Rubio’s comments highlight how Didi’s problematic IPO could generate new efforts in Congress to tighten the screws on Chinese lists in the US.
Last year, former President Donald Trump signed legislation imposing tougher accounting standards on Chinese entities selling shares in the United States after strong support in Congress.
Indeed, the law prohibits companies from trading in the U.S. if they do they are not subject to audits of the Washington-based Public Company Accounting Oversight Committee for three consecutive years.
But China’s hawks in Washington believe the new legislation should serve as a starting point for a broader decoupling of capital markets between the two countries.
“This failure will only reinforce the decision of many on Capitol Hill and elsewhere to demand greater protection from U.S. investors with respect to Chinese companies in our capital markets,” said Roger Robinson, former chairman of the Economic Review Commission. and US-China Congress Security.
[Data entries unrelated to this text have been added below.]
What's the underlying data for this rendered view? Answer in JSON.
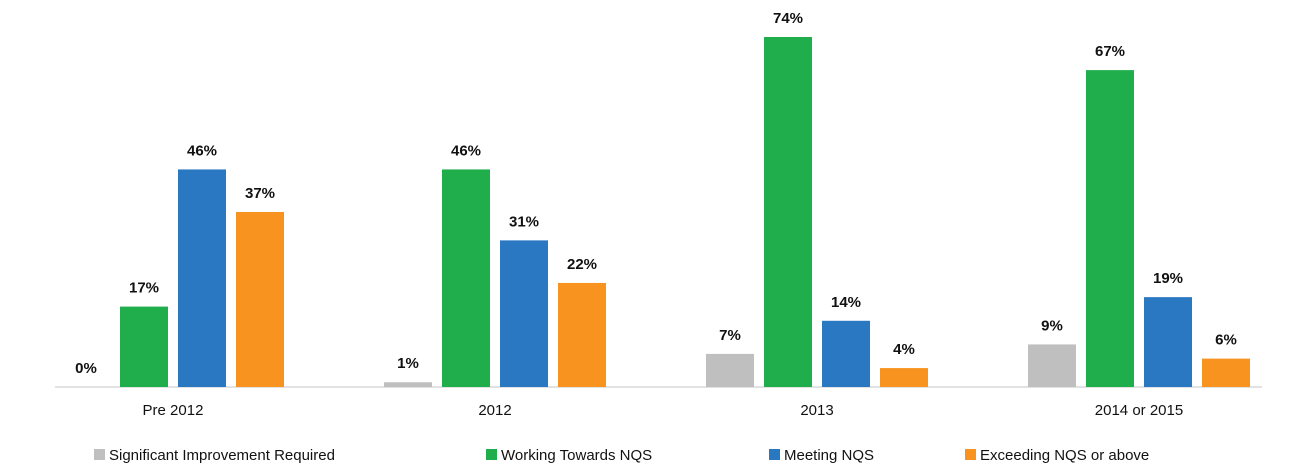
{
  "chart_data": {
    "type": "bar",
    "categories": [
      "Pre 2012",
      "2012",
      "2013",
      "2014 or 2015"
    ],
    "series": [
      {
        "name": "Significant Improvement Required",
        "color": "#bfbfbf",
        "values": [
          0,
          1,
          7,
          9
        ],
        "value_labels": [
          "0%",
          "1%",
          "7%",
          "9%"
        ]
      },
      {
        "name": "Working Towards NQS",
        "color": "#1fae4b",
        "values": [
          17,
          46,
          74,
          67
        ],
        "value_labels": [
          "17%",
          "46%",
          "74%",
          "67%"
        ]
      },
      {
        "name": "Meeting NQS",
        "color": "#2a78c2",
        "values": [
          46,
          31,
          14,
          19
        ],
        "value_labels": [
          "46%",
          "31%",
          "14%",
          "19%"
        ]
      },
      {
        "name": "Exceeding NQS or above",
        "color": "#f7931e",
        "values": [
          37,
          22,
          4,
          6
        ],
        "value_labels": [
          "37%",
          "22%",
          "4%",
          "6%"
        ]
      }
    ]
  }
}
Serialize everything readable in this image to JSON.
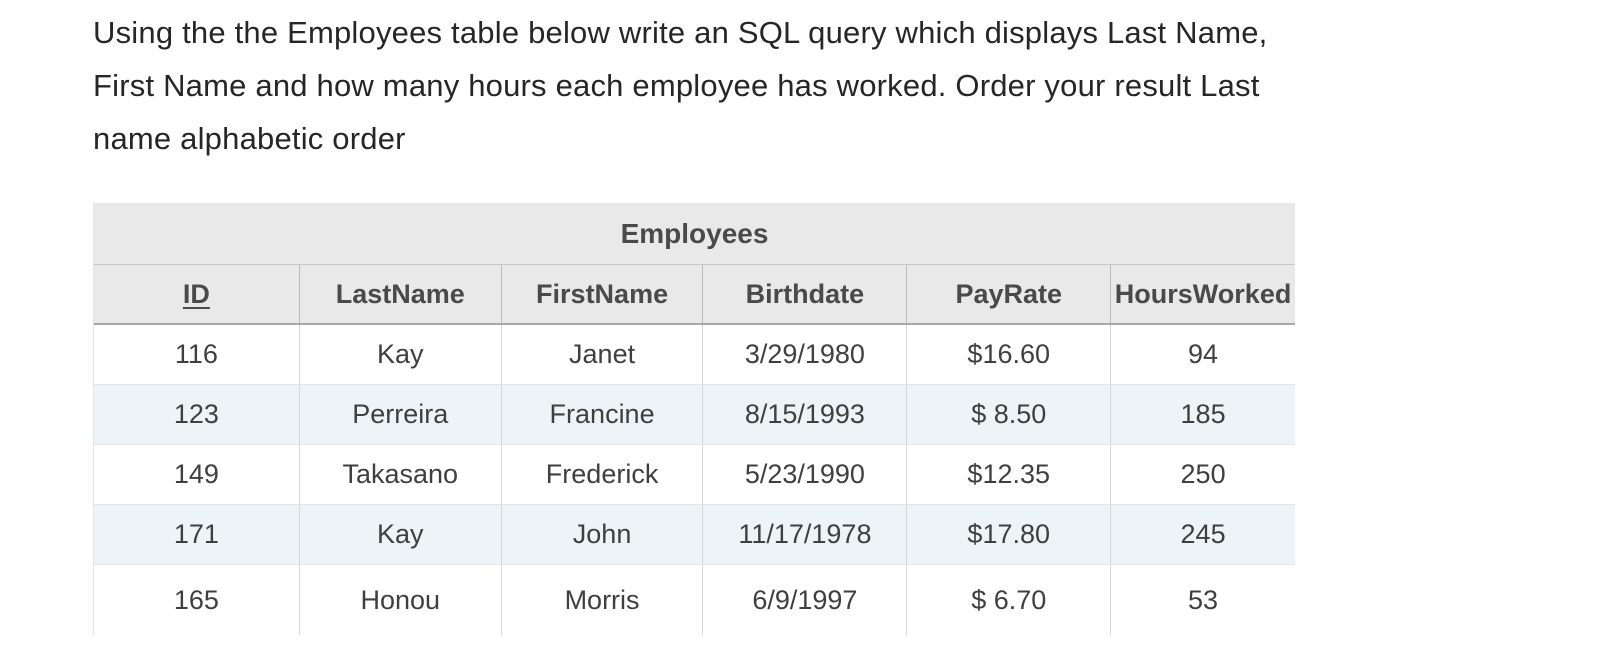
{
  "question": {
    "lines": [
      "Using the the Employees table below write an SQL query which displays Last Name,",
      "First Name and how many hours each employee has worked. Order your result Last",
      "name alphabetic order"
    ]
  },
  "table": {
    "title": "Employees",
    "columns": [
      "ID",
      "LastName",
      "FirstName",
      "Birthdate",
      "PayRate",
      "HoursWorked"
    ],
    "rows": [
      [
        "116",
        "Kay",
        "Janet",
        "3/29/1980",
        "$16.60",
        "94"
      ],
      [
        "123",
        "Perreira",
        "Francine",
        "8/15/1993",
        "$ 8.50",
        "185"
      ],
      [
        "149",
        "Takasano",
        "Frederick",
        "5/23/1990",
        "$12.35",
        "250"
      ],
      [
        "171",
        "Kay",
        "John",
        "11/17/1978",
        "$17.80",
        "245"
      ],
      [
        "165",
        "Honou",
        "Morris",
        "6/9/1997",
        "$ 6.70",
        "53"
      ]
    ],
    "colors": {
      "header_bg": "#e9e9e9",
      "stripe_bg": "#edf4f8",
      "header_text": "#4a4a4a",
      "cell_text": "#3f3f3f"
    }
  }
}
Robinson, who is now chief executive of RWR Advisory Group, a Washington-based consultancy, added that the episode served to remind Wall Street of the whims of [the communist party’s] market interventions and the party ‘s total disregard for cascading disadvantages. “
Washington’s focus on Chinese quotes in the United States was boosted after regulators accused Luckin Coffee, the Chinese coffee chain, of having defrauded investors, forcing the company to pay a $ 180 million settlement. Earlier this year, Luckin archived to protect bankruptcy in the US.
But while U.S. regulators during the Trump administration played a major role in raising alarms about Chinese listings in the U.S., the Biden administration has yet to react to the failed IPO. of Didi. The U.S. Treasury Department declined to comment, as did the Securities and Exchange Commission.